La chapelle Bufalini (Cappella Bufalini) est une chapelle du transept droit de la basilique Santa Maria in Aracoeli à Rome. Elle expose un cycle de fresques de la Vie de saint Bernardin de Sienne réalisées par Pinturicchio entre 1484 et 1486. C'est l'une des chapelles les plus importantes conçues à Rome au début de la Renaissance. La chapelle est dédiée à saint Bernardin de Sienne et est également appelée chapelle Bufalini du nom de son premier donateur, Nicolò di Manno Bufalini.

Chapelle Bufalini
Cappella Bufalini
Vue de la chapelle
Présentation
Type
Chapelle de transept
Partie de
Destination initiale
culte catholique, tombeau et promotion familiale
Construction
1484-1486
Localisation
Pays
Région
Ville
Coordonnées
41° 53′ 38″ N, 12° 28′ 58″ E
Géolocalisation sur la carte : Italie
Géolocalisation sur la carte : Latium
Géolocalisation sur la carte : Rome

Histoire

La chapelle a été commanditée par l'avocat consistorial à Rome Niccolò dei Bufalini[1] (~1450 – 1506)[2], personnage important originaire de Città di Castello[3]. La famille Bufalini avait une relation spéciale avec saint Bernardin de Sienne, car il avait réussi à mettre fin à la querelle entre les familles rivales Bufalini et Baglioni.
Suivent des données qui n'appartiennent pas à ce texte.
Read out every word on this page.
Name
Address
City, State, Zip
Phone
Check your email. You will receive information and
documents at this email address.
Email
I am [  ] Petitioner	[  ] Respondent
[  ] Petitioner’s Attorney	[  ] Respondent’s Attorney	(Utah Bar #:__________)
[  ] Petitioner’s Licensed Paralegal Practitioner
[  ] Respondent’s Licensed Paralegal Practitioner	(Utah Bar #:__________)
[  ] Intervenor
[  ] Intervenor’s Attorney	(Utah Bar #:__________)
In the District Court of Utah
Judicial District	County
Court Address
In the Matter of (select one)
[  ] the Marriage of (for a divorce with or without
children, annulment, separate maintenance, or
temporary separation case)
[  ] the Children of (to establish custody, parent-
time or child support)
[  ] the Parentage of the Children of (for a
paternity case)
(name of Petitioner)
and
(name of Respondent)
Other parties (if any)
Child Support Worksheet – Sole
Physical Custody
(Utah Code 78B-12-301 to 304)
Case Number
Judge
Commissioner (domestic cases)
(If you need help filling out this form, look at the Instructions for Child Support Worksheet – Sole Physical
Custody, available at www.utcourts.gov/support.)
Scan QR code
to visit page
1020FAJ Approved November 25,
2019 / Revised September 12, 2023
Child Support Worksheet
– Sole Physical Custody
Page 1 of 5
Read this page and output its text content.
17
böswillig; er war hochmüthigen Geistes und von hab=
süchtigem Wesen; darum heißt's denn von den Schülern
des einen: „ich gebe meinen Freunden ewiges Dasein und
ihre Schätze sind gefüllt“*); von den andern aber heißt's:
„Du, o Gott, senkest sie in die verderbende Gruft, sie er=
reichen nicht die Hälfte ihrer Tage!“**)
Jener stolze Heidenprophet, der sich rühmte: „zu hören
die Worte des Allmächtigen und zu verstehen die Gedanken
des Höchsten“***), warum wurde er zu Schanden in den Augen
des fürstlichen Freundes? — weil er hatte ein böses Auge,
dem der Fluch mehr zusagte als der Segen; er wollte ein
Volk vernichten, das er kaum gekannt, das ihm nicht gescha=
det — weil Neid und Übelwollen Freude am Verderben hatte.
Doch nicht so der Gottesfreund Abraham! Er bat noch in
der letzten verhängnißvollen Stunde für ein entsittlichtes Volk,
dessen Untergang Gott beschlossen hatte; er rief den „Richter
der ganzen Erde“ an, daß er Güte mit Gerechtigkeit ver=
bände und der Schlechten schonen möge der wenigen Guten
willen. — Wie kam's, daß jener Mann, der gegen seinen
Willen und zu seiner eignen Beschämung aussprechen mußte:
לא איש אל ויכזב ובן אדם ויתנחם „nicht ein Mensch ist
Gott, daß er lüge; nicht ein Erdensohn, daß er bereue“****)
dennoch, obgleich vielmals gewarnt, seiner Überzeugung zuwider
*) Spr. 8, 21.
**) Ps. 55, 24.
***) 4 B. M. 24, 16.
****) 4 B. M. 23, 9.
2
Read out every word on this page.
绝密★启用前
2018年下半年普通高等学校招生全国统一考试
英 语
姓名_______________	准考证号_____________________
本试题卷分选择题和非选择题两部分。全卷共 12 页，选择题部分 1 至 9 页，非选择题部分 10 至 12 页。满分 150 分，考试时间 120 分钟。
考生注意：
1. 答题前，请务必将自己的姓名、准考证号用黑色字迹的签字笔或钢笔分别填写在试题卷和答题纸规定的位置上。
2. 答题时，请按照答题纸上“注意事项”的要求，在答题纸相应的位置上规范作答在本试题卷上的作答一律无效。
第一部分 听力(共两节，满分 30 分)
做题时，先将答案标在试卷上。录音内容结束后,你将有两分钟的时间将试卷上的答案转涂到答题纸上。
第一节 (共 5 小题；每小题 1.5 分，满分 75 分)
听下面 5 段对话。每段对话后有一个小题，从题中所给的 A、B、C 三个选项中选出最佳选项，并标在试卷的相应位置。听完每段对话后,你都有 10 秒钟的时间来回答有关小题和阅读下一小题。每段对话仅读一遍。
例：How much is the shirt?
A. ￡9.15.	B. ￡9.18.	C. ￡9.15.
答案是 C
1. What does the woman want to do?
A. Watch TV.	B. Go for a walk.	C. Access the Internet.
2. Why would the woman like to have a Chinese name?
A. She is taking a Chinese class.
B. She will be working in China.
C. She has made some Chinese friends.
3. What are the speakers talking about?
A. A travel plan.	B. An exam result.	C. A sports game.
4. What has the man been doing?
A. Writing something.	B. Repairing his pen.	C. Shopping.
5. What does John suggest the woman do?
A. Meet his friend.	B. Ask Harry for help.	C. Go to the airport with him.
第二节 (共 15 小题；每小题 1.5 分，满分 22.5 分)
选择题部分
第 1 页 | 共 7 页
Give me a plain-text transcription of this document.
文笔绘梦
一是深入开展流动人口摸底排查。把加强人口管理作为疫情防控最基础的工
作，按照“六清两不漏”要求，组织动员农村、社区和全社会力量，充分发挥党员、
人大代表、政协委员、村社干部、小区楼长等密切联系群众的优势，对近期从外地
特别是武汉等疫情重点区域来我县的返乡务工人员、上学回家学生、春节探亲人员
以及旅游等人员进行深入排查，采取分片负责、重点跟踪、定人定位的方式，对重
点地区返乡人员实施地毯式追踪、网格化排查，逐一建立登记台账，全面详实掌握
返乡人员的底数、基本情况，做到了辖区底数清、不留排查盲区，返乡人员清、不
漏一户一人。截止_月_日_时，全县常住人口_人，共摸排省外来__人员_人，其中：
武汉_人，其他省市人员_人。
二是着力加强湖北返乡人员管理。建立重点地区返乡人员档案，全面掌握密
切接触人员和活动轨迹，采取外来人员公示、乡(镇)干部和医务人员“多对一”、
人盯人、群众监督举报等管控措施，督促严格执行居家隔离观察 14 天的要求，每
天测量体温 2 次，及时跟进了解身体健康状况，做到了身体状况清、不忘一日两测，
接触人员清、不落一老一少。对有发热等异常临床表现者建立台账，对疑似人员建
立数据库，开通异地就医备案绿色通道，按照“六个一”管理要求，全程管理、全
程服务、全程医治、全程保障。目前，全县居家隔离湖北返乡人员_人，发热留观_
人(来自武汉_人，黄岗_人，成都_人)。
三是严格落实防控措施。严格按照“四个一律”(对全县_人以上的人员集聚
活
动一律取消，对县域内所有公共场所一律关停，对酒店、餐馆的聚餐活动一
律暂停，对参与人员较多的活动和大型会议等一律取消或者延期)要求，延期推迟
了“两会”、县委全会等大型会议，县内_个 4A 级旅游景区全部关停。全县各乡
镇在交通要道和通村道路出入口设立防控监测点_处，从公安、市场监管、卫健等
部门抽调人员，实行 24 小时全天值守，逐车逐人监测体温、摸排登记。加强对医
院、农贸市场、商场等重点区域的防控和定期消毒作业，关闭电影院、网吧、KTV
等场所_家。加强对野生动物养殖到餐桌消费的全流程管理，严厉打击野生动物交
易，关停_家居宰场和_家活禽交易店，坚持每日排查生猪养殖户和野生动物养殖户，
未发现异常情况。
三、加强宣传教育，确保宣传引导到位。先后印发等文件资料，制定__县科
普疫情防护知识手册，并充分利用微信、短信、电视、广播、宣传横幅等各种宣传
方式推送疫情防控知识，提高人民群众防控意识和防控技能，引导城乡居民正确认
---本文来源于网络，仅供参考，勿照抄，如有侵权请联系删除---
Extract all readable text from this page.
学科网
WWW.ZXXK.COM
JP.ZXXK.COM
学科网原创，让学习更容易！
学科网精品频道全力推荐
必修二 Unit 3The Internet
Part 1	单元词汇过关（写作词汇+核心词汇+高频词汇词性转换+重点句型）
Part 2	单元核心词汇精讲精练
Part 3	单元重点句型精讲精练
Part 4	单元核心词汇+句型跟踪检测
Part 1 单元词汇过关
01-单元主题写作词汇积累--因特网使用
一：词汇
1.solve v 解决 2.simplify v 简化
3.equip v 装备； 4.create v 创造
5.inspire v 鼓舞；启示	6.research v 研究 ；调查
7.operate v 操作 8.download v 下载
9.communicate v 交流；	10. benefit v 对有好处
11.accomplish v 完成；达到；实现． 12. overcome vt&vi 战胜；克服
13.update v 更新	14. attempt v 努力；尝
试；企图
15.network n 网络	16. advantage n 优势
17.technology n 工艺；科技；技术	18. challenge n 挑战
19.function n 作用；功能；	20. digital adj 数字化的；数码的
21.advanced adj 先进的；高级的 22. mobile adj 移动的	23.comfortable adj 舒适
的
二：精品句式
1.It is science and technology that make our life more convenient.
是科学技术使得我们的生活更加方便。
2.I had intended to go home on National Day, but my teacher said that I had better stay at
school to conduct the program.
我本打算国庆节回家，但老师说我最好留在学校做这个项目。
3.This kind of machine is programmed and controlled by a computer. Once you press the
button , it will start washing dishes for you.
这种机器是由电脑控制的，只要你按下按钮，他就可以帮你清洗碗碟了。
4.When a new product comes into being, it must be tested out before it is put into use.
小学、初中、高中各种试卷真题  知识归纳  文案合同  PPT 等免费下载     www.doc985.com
Le choix du sujet des fresques de la chapelle était donc prédéterminé[4]. Les armoiries héraldiques de sa famille (un taureau avec une rose) apparaissent souvent dans la chapelle[5]. Le cardinal Mazarin, dont la mère Ortensia était issue de la famille Bufalini, reprit le patronage de la chapelle en 1646, qui passa ainsi à la famille Mancini-Mazzarino[6].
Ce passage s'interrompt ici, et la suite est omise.